Sunday, April 11, 2010

Music Festival 2010


Our region's Festival of the Arts took place this week. My kids played 22 selections total. A lot of music! Some were unaccompanied string solos, many were string solos with piano accompaniment (necessitating rehearsals with a lovely accompanist friend who came from her neck of the woods for the week), some were piano selections and some were chamber group music.

The atmosphere at the festival was fantastic. Over the past few years a new group of volunteers has taken the festival and moved it forward into a new, non-competitive style of vitality, collegiality and inspiring supportiveness. The adjudicators were fabulous. Both the strings and the piano guys were known to us through summer workshops so we even knew ahead of time that they were going to be fabulous, which really allowed everyone to feel confidently optimistic about the experience during the preparation and rehearsal phase.

The last time the festival took place, two years ago, it wasn't as excellent an experience for a combination of personnel-related reasons, but the mutually supportive atmosphere amongst the students and their families had really begun to take shape. And one of the results of sitting all day in the pews of a church whispering and sharing jokes and good feelings with other performers during the time the adjudicator was writing up her comments was that the students from our little town decided that they wanted to continue to do regular chamber music playing together. Summit Strings, formed in order to do one simple performance at that 2008 festival (see link above), became an ongoing affair and a continued commitment.

Over the past two years Summit Strings has grown in musical ability, maturity and sound, and they've also grown together as friends. It has been my privilege to be their coach and facilitator during this time. They are a small group of violinists (even smaller since two of them moved to Calgary this year), with Noah playing what would normally be the cello line on viola. They've played a wide variety of repertoire at a wide variety of venues, from local outdoor festivals to Suzuki institute concerts to community performances and dance workshops.
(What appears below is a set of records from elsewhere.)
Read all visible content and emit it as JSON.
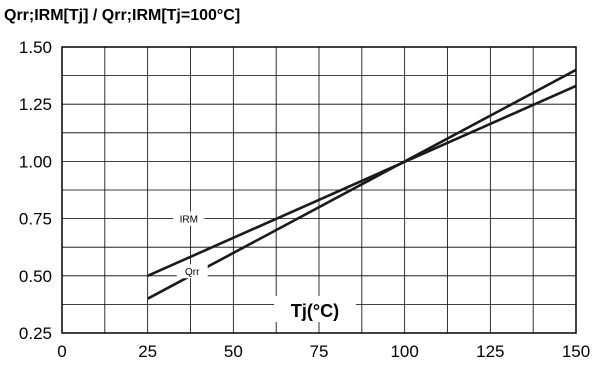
{
  "chart_data": {
    "type": "line",
    "title": "Qrr;IRM[Tj] / Qrr;IRM[Tj=100°C]",
    "xlabel": "Tj(°C)",
    "ylabel": "",
    "xlim": [
      0,
      150
    ],
    "ylim": [
      0.25,
      1.5
    ],
    "grid": true,
    "x_ticks": [
      0,
      25,
      50,
      75,
      100,
      125,
      150
    ],
    "y_ticks": [
      0.25,
      0.5,
      0.75,
      1.0,
      1.25,
      1.5
    ],
    "x_tick_labels": [
      "0",
      "25",
      "50",
      "75",
      "100",
      "125",
      "150"
    ],
    "y_tick_labels": [
      "0.25",
      "0.50",
      "0.75",
      "1.00",
      "1.25",
      "1.50"
    ],
    "series": [
      {
        "name": "IRM",
        "x": [
          25,
          150
        ],
        "y": [
          0.5,
          1.33
        ],
        "label_at": [
          37,
          0.75
        ]
      },
      {
        "name": "Qrr",
        "x": [
          25,
          150
        ],
        "y": [
          0.4,
          1.4
        ],
        "label_at": [
          38,
          0.52
        ]
      }
    ],
    "colors": {
      "line": "#1a1a1a",
      "grid": "#000000",
      "background": "#ffffff"
    }
  }
}
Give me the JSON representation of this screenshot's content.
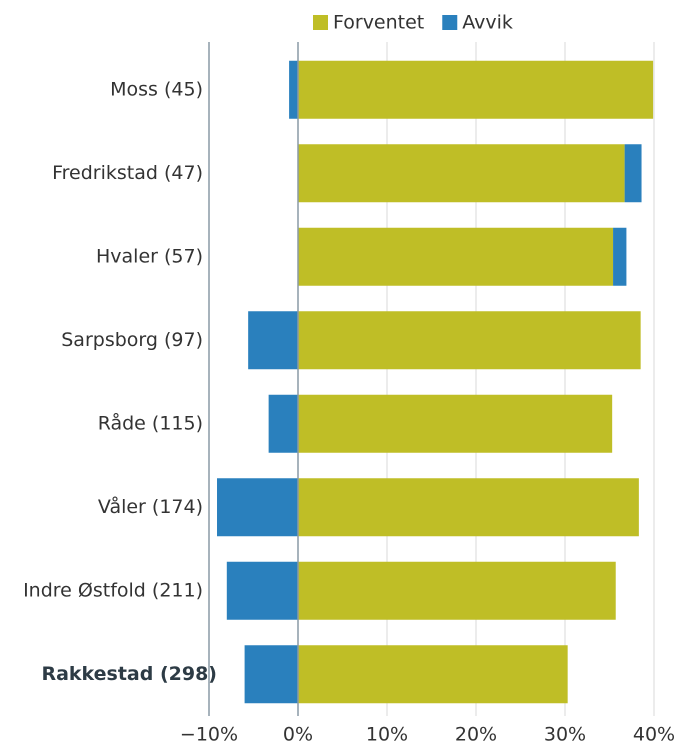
{
  "chart_data": {
    "type": "bar",
    "orientation": "horizontal",
    "stacked": true,
    "categories": [
      "Moss (45)",
      "Fredrikstad (47)",
      "Hvaler (57)",
      "Sarpsborg (97)",
      "Råde (115)",
      "Våler (174)",
      "Indre Østfold (211)",
      "Rakkestad (298)"
    ],
    "series": [
      {
        "name": "Forventet",
        "color": "#bfbe26",
        "values": [
          39.9,
          36.7,
          35.4,
          38.5,
          35.3,
          38.3,
          35.7,
          30.3
        ]
      },
      {
        "name": "Avvik",
        "color": "#2a80bd",
        "values": [
          -1.0,
          1.9,
          1.5,
          -5.6,
          -3.3,
          -9.1,
          -8.0,
          -6.0
        ]
      }
    ],
    "xlim": [
      -10,
      40
    ],
    "xticks": [
      {
        "value": -10,
        "label": "−10%"
      },
      {
        "value": 0,
        "label": "0%"
      },
      {
        "value": 10,
        "label": "10%"
      },
      {
        "value": 20,
        "label": "20%"
      },
      {
        "value": 30,
        "label": "30%"
      },
      {
        "value": 40,
        "label": "40%"
      }
    ],
    "grid": true,
    "legend": "top"
  }
}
And so it seemed especially fitting that it was at the same music festival where the seed of Summit Strings had first been planted where they were asked, two years later, to take to the big stage and open the Honours Concert. They played their "party piece," a sweet little Tango by Michael McLean, with the bass line of the piano part played by Noah on the viola. This video is from the morning performance at the festival class. The Honours Concert performance was tighter and more exciting (partly because, at the adjudicator's suggestion we put Noah in the middle, an approach which worked really well) but the sound and video quality aren't nearly as good in the full, dark Capitol Theatre.